I never got into this to make money, but the reality is I have obligations just like everyone else and those have to be met (not to mention the god-awful debt I racked up getting through school). What’s broken is the system, not the doctors. I don’t know any physicians still doing this for money or prestige. We spend our days seeing patients who are sicker and have no money for medication, then we spend our evenings fighting with the insurance companies’ prior authorizations, mountains of paperwork and EHR documentation. We never get to the end of the paper trail; all we can do is try to keep the monster under control. The illusion that we’re out there cherry-picking patients and living it up is just that. I drive a 7 year old Audi and I shop at Costco. My faculty parking deck is full of beaters and I see my colleagues at Costco all the time. But you know what? At the end of the day, it’s all worth it because I get to care for those patients and make a real difference. I have a window into their lives that no one else has. I get to help train the next generation of physicians who will keep going regardless of the debacle our elected leaders make of our health care system. It’s everything I thought it would be and more. So the answer is no, no second thoughts and no regrets.
It’s a deeply flawed system with enormous frustration and enormous personal reward if you are truly called. The best advice I can offer is follow your heart. Regardless of what you do, there will be difficulty and things out of your control. If you love what you do, the reward will far outweigh the frustration.
- jmdmd Said:
Ok, you are my new hero!. I want to one when I grow up (if that ever happens...)
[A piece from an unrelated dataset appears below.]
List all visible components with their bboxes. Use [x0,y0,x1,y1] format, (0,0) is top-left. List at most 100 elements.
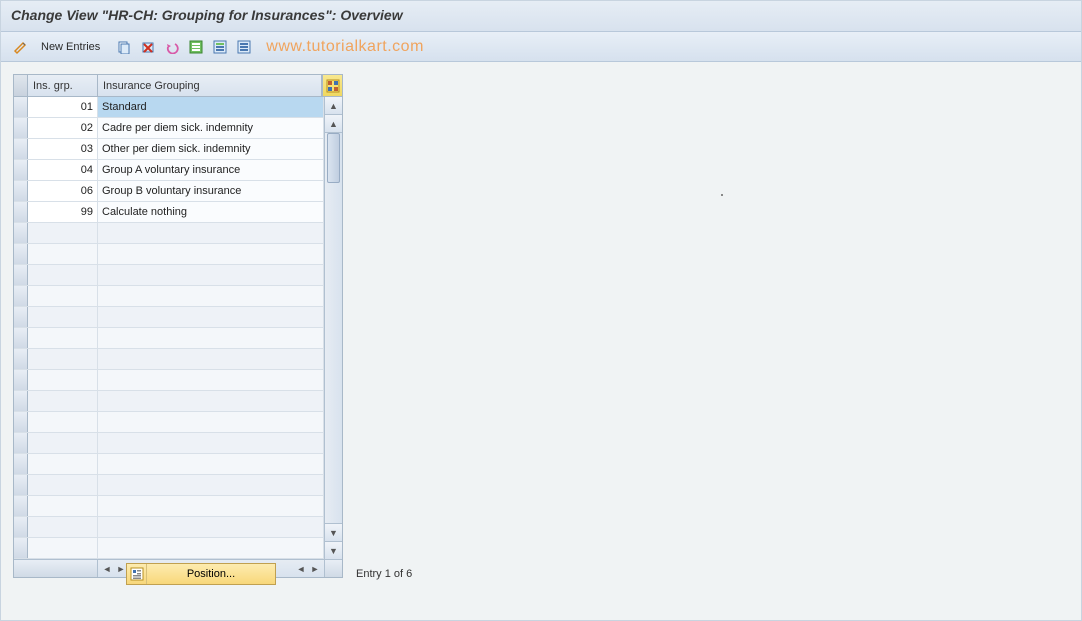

More seriously, Rachel, I totally agree with your frustrations and share them. I come from France, a socialist country with on the best healthcare system (in fact ranked first by many world organizations). So it is troubling to see the US, the first economy in the world with the best technology in healthcare to rank so poorly.
Like many others I do not think that health professionals are to blame. For one thing, there are countries where doctors make more money (Australia, Netherlands to cite only two), and yet, healthcare spending is not what it is here.
I think that the entire insurance industry should be heavily reformed (for non-profit), and to the risk of making enemies that the government should be playing a heavier (and probably different role). This is what all major developed countries have and it all works out much better for them. I am not a socialist, but there are a few things where social is good (other than to write off debt of big banks and make rich folks richer). Healthcare and education are two of these major structures in which social is good.
But I am not here to change the world. We have a crappy system and we have to deal with it. It won't change overnight for sure, but I think (and I hope) than more and more people are realizing that it just doesn't make sense at all when animals are treated better (and for less money) than people.
Like you, I am very frustrated, and I do hope that this will allow me to make my job better, because while the system is very crappy, there are also many opportunities to make it better. How? No idea. I have to get in there first.
I may sound naive here. But I have seen a great system at work (and believe me, it is truly great elsewhere, not perferct, but great). So there is the hope that one day, some things will change here for the best.
- celticdoc2016 Said:
An individual could also practice in a rural area or an urban clinic/hospital.
As long as hospitals and insurance companies are allowed to be "for profit", the problem will continue and NEVER go away.
Basically, GREED is ruining this country!